Describe the Borealis Engine runtime, its services, configuration, and operational responsibilities.

Runtime Summary

  • Application factory: Data/Engine/Containers/api-backend/data/server.py (Flask + Socket.IO, Eventlet) inside the api-backend container.
  • Configuration loader: Data/Engine/Containers/api-backend/data/config.py (environment-first, defaults, TLS discovery).
  • API registration: Data/Engine/Containers/api-backend/data/services/API/__init__.py (groups + adapters).
  • WebUI serving: webui-frontend container owns production static serving and dev Vite HMR; the Engine WebUI fallback remains for non-container and test paths.
  • Realtime events: Data/Engine/Containers/api-backend/data/services/WebSocket/ (quick job results, VPN shell bridge).
  • VPN orchestration: Data/Engine/Containers/api-backend/data/services/VPN/ (WireGuard server manager + tunnel service).
  • Remote desktop proxy: Data/Engine/Containers/api-backend/data/services/RemoteDesktop/ (Apache Guacamole VNC bridge through local guacd).
  • Assemblies: Data/Engine/Containers/api-backend/data/assembly_management/ and Data/Engine/Containers/api-backend/data/services/assemblies/.
  • Watchdog runtime: Data/Engine/Containers/api-backend/data/services/API/watchdogs/.
Detailed Codex Breakdown

API endpoints

  • GET /health (No Authentication) - Engine liveness probe.
  • The Engine hosts all /api/* endpoints listed in API Reference.

Source vs runtime

  • Edit API/backend code in Data/Engine/Containers/api-backend/data/.
  • Edit WebUI code in Data/Engine/Containers/webui-frontend/data/web-interface/ for committed source changes.

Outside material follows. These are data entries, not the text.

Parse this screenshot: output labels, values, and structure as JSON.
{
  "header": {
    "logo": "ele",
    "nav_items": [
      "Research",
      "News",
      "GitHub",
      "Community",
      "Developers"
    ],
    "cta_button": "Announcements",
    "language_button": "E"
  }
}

For rapid dev-mode HMR edits, use Engine/Services/webui-frontend/data/web-interface/.
  • Keep Data/Engine/ for package shims, unit tests, and container roots.
  • Container source lives under Data/Engine/Containers/ for Compose, Dockerfiles, build manifests, service entrypoints, and service-owned source trees.
  • Engine/ is generated runtime state. Do not edit it directly.
  • Deploy state lives in Engine/Deploy/compose.env, Engine/Deploy/runtime.env, Engine/Deploy/webui-frontend.env, Engine/Deploy/image-manifest.json, Engine/Deploy/deploy-manifest.json, and Engine/Deploy/build.log.
  • Service state lives in Engine/Services/<role>/ with only directories used by that service.
  • Logs live under Engine/Services/<role>/logs/; api-backend writes API and domain logs under Engine/Services/api-backend/logs/.
  • Ansible runtime lives under Engine/Services/api-backend/cache/Ansible/.
  • TLS and signing certificates live under Engine/Services/api-backend/secrets/Certificates/.
  • Bundled official assemblies live under Data/Engine/Containers/api-backend/data/Official_Assemblies/; managed Aurora checkout lives under Engine/Services/api-backend/cache/Aurora/.
  • The Compose project name is borealis-engine.
  • Engine.sh computes input hashes from Dockerfiles, build context, container entrypoints, source files, dependency manifests, and mode inputs, then builds images as borealis-engine/<service>:sha-<hash>.
  • Mode inputs affect image hashes only for services with mode-specific build targets. Today that means webui-frontend; DB, guacd, WireGuard, Traefik, and API images do not rebuild merely because the operator switches prod/dev.
  • Docker Buildx cache is stored under Engine/Deploy/cache/buildkit/<service>/ when usable; plain Docker build remains the fallback.
  • Deploy output uses compact colored service status lines in interactive terminals; set NO_COLOR=1 to force plain text.
  • No-op redeploys reuse existing image tags and skip Compose when deploy manifest, runtime env, image hashes, and container state already match.
  • Image tag changes and WebUI mode changes are kept out of shared service state hashes; a WebUI-only image change or prod/dev mode flip should run scoped Compose reconciliation for webui-frontend only when the rest of the stack is healthy.
  • Scoped image redeploys use docker compose up -d --no-deps --no-build <service...> after Borealis has already built changed images, so unrelated services are not intentionally recreated.
  • Compose health checks gate startup: PostgreSQL pg_isready, WireGuard control socket presence, guacd TCP 4822, WebUI loopback HTTP, API /health, and Traefik ping on 127.0.0.1:8082.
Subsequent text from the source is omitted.